Now for the outside:

Here's the best picture I could take of the entire outside of my "casita."  On the left are the windows into the study, the center are the windows to the dining area, and on the far right, are the windows to my bedroom.

Here's a better look at the clothes washing area, which miraculously is empty right now (it is typically FILLED with clothes soaking to be washed).  You can also see my water tank on the left, which I have to check the level of daily to make sure I have enough water for use in my house!

Here's one last look of the outside clothes washing/water tank area from the inside of my study.  You can see the water tank a bit better from here (it's the concrete box in the lower right corner with the red lid).  You can also see the small walkway I get to use from the street along the two parked cars to get back to my house!  It can sometimes pose a bit of a challenge with lots of groceries :)

A few other interesting Bolivian logistics:
First is the trash.  Here there is no curbside pick-up.  Instead the garbage truck comes 2-3 times a week and bangs a large metal rod against the outside of the truck to alert the neighborhood of its presence.  In my neighborhood, this happens every Tuesday, Thursday, and Saturday at 7:15am.  At this point, everyone (who have been waiting outside in their pajamas) carries their trash to the truck.  I'm lucky and actually have a spot about half a block from my house where you can put your trash and have it picked up when the truck passes by.  However, it's not a good idea to put your trash out the night before or too early in the morning, otherwise the dogs get into it and it gets spread ALL OVER the street!

Second is the water.  The water in Cochabamba is not clean enough to drink straight out of the faucet, so instead, I boil my drinking water in a large pot on my stove every day to every two days.  Many others buy large water jugs (5 gallons? 10 gallons?) of drinkable water--which is actually very affordable at approx. $1.50 a jug.

And third is my NEIGHBORS :)  I think I can safely say that as a whole, Bolivians seem to be very interested in what is going on with e.v.e.r.y.o.n.e around them.  This means that since I live within sneezing distance from the house in front of me, they tend to be all up in my business.  All the time.  It's something we're working on :)  Out of the crew, the person I like the best is their live-in "empleada" or maid.  Her name is Elizabeth, she's 22 and is from the Potosi area of Bolivia.  She has dreams of studying to become a nurse someday (!!) and is very sweet.  I wish I had a picture of her to share with you, but I don't.  That will have to wait for another blog!

Ok.
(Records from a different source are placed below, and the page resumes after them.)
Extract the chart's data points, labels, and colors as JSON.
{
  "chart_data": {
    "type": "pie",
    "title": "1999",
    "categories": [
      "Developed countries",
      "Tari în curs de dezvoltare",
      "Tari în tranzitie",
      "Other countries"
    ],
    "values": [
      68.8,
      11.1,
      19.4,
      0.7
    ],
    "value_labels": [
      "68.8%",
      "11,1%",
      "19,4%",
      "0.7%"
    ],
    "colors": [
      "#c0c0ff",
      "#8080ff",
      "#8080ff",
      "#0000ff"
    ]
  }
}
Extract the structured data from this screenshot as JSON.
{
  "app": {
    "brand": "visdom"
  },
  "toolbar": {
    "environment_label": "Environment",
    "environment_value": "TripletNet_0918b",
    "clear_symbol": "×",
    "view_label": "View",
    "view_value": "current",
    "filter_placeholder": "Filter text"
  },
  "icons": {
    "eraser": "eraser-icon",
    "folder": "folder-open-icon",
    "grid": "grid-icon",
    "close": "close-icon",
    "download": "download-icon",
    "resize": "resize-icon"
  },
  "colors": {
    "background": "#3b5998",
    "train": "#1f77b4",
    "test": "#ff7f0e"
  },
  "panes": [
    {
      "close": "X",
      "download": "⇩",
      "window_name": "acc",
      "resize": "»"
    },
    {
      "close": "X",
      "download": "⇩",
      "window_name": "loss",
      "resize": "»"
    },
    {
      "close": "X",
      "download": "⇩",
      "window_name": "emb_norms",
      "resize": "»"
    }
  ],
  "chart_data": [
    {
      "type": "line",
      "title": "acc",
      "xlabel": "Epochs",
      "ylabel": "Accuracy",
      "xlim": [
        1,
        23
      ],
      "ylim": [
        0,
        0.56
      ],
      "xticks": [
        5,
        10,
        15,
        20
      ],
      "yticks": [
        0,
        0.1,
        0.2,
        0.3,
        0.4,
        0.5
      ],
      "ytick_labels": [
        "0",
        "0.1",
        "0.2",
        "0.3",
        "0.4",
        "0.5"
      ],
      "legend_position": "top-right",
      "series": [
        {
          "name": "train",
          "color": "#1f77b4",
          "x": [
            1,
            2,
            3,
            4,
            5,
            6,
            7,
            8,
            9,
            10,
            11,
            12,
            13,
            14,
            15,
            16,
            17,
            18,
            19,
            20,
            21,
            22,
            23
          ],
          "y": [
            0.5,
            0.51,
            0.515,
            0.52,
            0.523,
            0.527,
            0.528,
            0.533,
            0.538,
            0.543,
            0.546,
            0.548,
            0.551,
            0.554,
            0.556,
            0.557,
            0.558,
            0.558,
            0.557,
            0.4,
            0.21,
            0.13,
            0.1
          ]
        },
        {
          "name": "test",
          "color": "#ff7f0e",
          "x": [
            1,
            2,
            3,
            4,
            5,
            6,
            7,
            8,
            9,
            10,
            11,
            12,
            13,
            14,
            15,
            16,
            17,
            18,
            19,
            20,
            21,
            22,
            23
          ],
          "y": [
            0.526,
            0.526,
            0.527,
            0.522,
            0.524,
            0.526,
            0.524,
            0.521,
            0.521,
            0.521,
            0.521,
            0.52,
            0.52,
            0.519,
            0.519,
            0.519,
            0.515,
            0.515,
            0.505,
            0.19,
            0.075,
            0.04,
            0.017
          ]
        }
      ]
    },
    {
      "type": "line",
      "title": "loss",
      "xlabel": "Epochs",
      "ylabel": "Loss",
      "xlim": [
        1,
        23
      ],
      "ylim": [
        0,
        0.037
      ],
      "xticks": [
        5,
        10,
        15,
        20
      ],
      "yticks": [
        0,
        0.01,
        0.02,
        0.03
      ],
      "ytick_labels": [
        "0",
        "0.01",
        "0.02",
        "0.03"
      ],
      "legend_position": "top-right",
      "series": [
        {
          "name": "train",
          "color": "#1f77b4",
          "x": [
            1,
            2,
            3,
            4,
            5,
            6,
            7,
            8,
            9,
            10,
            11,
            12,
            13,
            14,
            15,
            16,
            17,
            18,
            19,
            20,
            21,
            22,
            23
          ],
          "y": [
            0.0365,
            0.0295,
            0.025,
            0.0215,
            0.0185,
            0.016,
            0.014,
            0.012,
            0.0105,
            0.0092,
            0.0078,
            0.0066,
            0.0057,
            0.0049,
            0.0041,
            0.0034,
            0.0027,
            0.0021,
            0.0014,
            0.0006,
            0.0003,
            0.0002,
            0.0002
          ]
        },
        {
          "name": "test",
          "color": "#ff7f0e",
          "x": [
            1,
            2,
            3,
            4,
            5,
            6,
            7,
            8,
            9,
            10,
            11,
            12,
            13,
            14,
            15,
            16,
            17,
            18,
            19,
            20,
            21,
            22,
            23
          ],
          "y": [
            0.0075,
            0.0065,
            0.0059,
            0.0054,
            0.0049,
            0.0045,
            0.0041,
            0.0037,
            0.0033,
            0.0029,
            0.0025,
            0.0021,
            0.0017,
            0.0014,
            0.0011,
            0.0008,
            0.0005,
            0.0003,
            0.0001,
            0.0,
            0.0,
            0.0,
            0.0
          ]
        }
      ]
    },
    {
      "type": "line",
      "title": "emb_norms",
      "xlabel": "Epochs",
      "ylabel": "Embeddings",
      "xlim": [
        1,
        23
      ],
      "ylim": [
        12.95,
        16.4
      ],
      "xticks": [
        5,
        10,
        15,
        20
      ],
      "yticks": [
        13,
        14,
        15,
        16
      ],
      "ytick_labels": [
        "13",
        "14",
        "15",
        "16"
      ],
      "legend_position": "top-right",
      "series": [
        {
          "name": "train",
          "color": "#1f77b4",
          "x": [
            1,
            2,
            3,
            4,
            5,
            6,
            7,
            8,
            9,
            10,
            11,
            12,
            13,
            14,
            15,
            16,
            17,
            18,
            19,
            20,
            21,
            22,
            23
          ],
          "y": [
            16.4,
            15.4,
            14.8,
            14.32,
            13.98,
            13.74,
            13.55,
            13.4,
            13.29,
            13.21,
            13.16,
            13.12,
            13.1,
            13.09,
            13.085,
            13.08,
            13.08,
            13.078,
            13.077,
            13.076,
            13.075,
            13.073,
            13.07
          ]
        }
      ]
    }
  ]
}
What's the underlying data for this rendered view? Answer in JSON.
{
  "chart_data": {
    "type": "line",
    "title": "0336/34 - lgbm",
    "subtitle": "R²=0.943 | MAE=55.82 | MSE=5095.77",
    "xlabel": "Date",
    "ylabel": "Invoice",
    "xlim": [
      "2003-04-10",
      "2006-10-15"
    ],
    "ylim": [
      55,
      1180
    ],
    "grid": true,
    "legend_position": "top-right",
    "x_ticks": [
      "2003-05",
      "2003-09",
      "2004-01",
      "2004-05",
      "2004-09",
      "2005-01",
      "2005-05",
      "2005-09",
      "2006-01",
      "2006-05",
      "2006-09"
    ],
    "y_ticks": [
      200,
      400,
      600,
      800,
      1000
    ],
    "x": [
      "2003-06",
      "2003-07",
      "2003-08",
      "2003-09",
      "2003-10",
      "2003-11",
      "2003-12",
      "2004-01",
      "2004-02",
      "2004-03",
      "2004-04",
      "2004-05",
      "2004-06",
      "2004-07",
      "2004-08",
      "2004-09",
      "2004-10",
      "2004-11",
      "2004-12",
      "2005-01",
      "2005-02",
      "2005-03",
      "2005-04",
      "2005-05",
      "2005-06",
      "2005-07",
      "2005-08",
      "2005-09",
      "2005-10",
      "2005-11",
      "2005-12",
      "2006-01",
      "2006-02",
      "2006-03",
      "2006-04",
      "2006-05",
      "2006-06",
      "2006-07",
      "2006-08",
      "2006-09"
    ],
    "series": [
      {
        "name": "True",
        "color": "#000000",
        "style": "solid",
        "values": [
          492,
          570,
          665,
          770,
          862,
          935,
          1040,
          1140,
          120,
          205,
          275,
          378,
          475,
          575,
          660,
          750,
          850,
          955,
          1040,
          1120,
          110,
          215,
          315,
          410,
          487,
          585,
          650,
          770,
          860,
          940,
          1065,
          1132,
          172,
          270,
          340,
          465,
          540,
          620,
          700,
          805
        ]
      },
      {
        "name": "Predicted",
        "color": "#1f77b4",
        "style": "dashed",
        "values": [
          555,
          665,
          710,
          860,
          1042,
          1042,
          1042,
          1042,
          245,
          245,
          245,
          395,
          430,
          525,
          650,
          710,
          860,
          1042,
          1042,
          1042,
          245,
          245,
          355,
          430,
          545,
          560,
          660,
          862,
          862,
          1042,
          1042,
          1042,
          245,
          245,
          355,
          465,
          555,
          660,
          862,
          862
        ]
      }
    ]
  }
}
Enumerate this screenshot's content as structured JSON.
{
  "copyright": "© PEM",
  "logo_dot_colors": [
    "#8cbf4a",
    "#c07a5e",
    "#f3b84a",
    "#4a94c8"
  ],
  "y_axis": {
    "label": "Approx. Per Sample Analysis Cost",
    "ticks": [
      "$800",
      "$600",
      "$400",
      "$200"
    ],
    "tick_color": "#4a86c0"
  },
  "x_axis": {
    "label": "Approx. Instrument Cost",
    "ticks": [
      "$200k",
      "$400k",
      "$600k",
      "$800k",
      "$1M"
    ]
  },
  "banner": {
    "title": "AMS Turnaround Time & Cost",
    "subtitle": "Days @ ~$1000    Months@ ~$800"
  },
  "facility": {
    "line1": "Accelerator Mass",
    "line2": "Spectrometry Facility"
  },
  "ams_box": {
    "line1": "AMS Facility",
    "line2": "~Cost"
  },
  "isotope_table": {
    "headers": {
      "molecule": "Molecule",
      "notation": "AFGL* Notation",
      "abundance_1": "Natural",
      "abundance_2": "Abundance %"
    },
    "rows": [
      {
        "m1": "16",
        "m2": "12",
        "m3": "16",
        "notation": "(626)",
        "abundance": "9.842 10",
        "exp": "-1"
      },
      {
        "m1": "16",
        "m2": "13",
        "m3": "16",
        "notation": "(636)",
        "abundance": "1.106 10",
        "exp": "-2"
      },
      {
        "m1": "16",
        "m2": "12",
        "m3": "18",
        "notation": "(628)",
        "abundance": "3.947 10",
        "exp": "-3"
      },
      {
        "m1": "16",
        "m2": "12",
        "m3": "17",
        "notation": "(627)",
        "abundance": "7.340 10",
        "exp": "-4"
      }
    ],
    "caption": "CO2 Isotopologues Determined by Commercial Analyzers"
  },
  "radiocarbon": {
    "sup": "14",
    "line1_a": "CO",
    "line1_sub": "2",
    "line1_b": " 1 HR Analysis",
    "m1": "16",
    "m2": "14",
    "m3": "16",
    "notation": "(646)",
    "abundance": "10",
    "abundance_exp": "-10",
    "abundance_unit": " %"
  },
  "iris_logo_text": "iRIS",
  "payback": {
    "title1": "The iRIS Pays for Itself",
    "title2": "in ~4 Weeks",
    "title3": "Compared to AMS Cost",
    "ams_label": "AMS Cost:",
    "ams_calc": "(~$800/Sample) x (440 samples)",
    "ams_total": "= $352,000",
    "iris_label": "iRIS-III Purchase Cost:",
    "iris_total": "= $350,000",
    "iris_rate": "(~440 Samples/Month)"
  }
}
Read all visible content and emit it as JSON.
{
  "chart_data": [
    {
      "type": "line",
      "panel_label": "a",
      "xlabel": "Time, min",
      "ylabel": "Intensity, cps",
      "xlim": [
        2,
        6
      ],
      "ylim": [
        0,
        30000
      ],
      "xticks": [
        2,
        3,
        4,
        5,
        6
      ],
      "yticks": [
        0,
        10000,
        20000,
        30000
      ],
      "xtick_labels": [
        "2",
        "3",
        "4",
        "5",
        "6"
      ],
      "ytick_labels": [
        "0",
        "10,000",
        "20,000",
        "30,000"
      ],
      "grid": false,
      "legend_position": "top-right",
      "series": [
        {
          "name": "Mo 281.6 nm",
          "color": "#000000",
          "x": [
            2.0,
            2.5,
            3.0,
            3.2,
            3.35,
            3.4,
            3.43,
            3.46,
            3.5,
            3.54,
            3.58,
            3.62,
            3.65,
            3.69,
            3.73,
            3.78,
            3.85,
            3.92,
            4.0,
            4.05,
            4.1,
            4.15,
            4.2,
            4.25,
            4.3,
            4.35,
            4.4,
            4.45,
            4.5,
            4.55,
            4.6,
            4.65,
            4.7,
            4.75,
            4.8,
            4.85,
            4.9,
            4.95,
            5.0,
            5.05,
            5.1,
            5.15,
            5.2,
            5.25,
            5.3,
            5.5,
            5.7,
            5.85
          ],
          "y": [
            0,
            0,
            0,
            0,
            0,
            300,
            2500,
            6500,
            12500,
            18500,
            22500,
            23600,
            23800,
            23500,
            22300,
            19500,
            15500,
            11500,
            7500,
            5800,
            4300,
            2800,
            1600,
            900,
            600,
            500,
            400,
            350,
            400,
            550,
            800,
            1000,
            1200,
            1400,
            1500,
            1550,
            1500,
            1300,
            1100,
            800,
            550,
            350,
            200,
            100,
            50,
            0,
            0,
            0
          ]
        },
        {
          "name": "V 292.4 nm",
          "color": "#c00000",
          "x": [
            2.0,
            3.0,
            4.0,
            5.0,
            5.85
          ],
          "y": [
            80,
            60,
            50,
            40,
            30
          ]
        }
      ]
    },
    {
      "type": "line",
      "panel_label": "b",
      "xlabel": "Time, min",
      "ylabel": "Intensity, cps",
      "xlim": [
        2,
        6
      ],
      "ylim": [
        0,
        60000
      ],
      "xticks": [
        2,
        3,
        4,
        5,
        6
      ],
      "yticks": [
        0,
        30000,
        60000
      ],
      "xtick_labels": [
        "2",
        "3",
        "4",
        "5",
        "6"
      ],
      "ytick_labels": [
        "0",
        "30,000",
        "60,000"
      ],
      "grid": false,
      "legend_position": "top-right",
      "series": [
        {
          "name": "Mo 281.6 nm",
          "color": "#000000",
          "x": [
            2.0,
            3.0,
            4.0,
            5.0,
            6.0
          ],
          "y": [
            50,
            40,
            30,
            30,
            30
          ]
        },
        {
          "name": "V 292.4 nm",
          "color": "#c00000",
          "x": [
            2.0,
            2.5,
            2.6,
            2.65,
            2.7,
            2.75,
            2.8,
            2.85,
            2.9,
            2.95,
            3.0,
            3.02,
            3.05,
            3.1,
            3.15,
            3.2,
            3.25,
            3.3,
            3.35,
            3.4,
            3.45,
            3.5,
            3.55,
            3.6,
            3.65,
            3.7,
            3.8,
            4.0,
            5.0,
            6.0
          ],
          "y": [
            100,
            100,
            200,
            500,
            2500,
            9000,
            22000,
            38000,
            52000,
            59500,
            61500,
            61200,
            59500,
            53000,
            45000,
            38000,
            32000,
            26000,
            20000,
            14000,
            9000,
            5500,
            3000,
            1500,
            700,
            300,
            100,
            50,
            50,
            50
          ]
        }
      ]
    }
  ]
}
I think that's it! That's my house!  As you can see, although not prefect, I do have a room that can easily be used to accommodate guests, so if you find yourself itching for a Bolivian adventure, COME ON DOWN :)


  1. So excited to see where you are living! Woot for cold showers. I consider it my first success of the day :)

  2. I'll be keeping an eye on the status of your guest "bed" - the replacement for your broken and uncomfortable couch.

  3. Glad our Sisters were able to help you find such a nice place to live! The Lord bless you abundantly as you fulfill His call in this season of your life! Sue McCarthy Palmer, Maryknoll Sisters Communications Manager

  4. Your place looks super nice! Hope you can make it as homey as possible. :) Once we get a donor to pay for our tickets to Bolivia, we'll be there!